Logistic regression models provide effect estimates (odds ratios) that are easily interpretable, whereas machine learning methods are often considered “black box” methods as they do not readily provide the user with any indication of the importance of individual predictors that are used for the prediction output. Some machine learning methods offer variable importance rankings that order predictors in the model based on the loss of prediction accuracy when they are removed from the model. These rankings can give the user some indication of the relative importance of the predictors. Previous studies using logistic regression models have identified underweight, short stature, inadequate gestational weight, pre-eclampsia, smoking, maternal age under 18 or over 35, primigravidity, and history of a SGA infant as strong risk factors for SGA births [37,38,39], while maternal obesity, non-smoking, maternal age, high gestational weight gain, and multiparity were identified as strongest predictors of macrosomia [40]. The highest ranked predictors of SGA and LGA based on the variable importance rankings from the machine learning methods used in the present study identified the latter predictors but also highlighted some unusual predictors such as previous preterm birth (SGA, pre-pregnancy multiparity model, neural network) or previous death of a neonate ≥500 g (LGA, pre-pregnancy multipara model, neural network). Owing to the different algorithms used with each method, predictor importance may differ greatly between methods, and a high ranking of a predictor may not necessarily translate into a high odds ratio for the same variable in a conventional regression model.

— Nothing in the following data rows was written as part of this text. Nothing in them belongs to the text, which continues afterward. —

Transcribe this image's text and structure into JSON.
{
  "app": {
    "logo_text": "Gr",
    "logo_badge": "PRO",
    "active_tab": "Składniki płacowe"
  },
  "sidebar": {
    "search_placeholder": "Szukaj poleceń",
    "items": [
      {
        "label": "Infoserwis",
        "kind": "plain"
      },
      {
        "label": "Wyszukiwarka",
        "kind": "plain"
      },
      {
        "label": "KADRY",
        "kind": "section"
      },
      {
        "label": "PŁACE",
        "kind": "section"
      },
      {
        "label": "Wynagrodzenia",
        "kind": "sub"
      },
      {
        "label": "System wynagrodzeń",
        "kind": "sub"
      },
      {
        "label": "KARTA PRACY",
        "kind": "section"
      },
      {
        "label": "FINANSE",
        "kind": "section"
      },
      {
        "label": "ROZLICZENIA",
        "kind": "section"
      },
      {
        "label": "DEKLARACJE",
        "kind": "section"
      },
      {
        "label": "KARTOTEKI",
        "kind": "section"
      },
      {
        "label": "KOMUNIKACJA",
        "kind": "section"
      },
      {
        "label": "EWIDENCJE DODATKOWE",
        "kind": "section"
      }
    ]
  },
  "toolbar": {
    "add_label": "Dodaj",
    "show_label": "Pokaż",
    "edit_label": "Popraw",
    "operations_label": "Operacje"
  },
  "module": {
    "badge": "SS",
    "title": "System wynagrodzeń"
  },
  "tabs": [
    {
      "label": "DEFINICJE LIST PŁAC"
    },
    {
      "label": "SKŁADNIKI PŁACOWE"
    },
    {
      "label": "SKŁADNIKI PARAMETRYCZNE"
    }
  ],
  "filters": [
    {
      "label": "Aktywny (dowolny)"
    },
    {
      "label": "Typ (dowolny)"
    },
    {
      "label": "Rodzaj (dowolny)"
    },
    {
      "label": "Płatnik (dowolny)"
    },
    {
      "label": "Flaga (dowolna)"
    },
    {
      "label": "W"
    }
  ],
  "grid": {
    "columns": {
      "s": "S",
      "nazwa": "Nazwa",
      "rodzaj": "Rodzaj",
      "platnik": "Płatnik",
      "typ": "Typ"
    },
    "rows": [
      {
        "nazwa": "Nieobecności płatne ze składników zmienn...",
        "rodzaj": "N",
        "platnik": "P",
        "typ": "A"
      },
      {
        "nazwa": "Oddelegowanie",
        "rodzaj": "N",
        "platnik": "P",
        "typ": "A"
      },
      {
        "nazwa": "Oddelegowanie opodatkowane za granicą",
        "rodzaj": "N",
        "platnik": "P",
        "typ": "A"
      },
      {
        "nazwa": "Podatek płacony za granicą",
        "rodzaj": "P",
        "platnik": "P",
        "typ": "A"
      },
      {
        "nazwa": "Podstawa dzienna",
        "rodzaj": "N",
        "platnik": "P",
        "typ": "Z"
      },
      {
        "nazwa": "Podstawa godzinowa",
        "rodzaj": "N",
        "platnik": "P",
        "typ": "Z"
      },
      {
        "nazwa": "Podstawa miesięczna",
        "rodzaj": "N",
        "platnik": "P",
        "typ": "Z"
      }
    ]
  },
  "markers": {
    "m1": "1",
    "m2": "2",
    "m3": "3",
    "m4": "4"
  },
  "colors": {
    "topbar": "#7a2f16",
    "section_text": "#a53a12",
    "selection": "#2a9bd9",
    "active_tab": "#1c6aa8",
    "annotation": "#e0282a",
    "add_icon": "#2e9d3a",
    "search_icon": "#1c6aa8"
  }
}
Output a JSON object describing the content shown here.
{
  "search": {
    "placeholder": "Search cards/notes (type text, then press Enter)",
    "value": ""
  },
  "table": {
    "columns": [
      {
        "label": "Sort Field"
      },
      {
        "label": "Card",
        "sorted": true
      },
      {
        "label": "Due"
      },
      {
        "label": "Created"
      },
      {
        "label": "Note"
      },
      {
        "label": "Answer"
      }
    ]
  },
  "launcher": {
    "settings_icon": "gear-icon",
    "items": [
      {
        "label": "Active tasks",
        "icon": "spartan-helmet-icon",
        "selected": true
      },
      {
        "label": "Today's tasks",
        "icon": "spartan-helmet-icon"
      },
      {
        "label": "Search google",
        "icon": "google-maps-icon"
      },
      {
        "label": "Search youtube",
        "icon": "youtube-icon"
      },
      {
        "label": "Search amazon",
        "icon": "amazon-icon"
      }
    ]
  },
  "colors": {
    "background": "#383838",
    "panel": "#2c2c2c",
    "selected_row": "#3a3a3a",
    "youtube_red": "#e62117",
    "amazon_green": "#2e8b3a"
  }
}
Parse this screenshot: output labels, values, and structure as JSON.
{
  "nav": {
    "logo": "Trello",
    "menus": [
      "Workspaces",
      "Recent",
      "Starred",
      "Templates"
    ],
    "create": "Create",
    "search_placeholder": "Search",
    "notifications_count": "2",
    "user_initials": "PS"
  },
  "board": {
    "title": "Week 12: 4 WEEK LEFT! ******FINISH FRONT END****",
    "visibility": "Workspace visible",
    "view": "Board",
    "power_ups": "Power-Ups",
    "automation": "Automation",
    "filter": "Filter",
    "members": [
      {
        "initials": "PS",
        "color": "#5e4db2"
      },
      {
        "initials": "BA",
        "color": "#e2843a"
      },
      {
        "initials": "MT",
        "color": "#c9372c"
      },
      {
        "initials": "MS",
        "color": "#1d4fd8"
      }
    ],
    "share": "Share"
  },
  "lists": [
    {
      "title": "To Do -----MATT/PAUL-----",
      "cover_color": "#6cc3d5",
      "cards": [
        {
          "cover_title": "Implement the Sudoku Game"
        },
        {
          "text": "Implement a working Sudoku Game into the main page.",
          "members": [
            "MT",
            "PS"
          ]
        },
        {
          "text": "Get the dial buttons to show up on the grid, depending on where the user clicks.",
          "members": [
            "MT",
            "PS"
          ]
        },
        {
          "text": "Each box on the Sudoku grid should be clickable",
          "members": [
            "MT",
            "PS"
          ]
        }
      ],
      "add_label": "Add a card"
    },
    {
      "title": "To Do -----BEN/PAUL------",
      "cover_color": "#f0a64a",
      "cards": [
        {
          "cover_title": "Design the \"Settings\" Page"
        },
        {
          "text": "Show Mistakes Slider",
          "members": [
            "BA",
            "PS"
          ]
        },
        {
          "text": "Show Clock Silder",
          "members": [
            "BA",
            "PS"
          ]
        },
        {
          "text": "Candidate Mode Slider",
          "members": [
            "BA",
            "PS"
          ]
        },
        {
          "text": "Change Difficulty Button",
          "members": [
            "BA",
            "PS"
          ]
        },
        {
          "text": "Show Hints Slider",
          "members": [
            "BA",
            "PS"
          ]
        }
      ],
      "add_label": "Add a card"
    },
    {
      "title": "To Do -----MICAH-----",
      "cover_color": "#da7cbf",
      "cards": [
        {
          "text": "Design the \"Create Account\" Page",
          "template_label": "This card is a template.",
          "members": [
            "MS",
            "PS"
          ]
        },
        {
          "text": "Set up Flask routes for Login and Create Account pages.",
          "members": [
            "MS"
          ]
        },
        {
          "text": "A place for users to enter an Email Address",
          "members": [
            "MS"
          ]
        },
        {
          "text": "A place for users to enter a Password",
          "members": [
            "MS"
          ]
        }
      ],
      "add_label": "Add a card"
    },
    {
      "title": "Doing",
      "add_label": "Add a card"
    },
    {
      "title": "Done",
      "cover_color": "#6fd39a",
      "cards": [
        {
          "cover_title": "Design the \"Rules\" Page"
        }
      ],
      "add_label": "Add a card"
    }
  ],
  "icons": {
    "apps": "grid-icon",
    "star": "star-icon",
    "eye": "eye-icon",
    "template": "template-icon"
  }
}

The strengths of the study are the use of a comprehensive, population-based perinatal database with a broad range of high quality data. Our study was limited by the lack of an external validation, which may have resulted in overly optimistic estimates of the diagnostic properties of the prediction models. In addition, maternal BMI was based on self-reported data, which may result in misclassification of weight status; however, self-reported pre-pregnancy weight has been shown to agree closely with measured weight [41]. Another limitation was the exclusion of a large number of mothers with missing information (n = 18,899, 38%), in particular for BMI and gestational weight gain, which may have led to a selection of women with higher BMIs in the analysis sample as they may be more likely to have their weight and height recorded. However, the proportion of SGA and LGA was very similar in the included (SGA: 7.90%; LGA: 13.52%) and excluded infants (SGA: 7.90%; LGA: 13.76%), which does not support the latter hypothesis. Since a certain proportion of SGA and LGA infants may be otherwise healthy, our prediction models may identify some infants without associated morbidity. Future research should examine if the predictors examined in the current study can identify adverse outcomes of SGA and LGA directly; such an assessment was beyond the scope of this study. Despite the broad range of data, we were limited by variables in the NSAPD, and were not able to include information on factors such as racial origin, ultrasound biometry, or maternal serum biomarkers. Lastly, other, more complex machine learning methods (such as Deep Learning or Super Learners) than the ones used in the current study may offer greater prediction accuracy.

Conclusions

Prediction of fetal growth abnormalities based on sociodemographic and clinical information is of limited value for primiparous women, but prediction accuracy is fair for multiparous women pre-pregnancy and at 26 weeks gestation. The machine learning methods used in the current study did not offer any advantages over conventional logistic regression in the prediction of SGA and LGA status. Smoking, a previous LBW infant, and gestational weight gain were identified by most methods as key predictors for SGA, while pre-pregnancy BMI, gestational weight gain, and a previous infant > 4080 g were key predictors for LGA.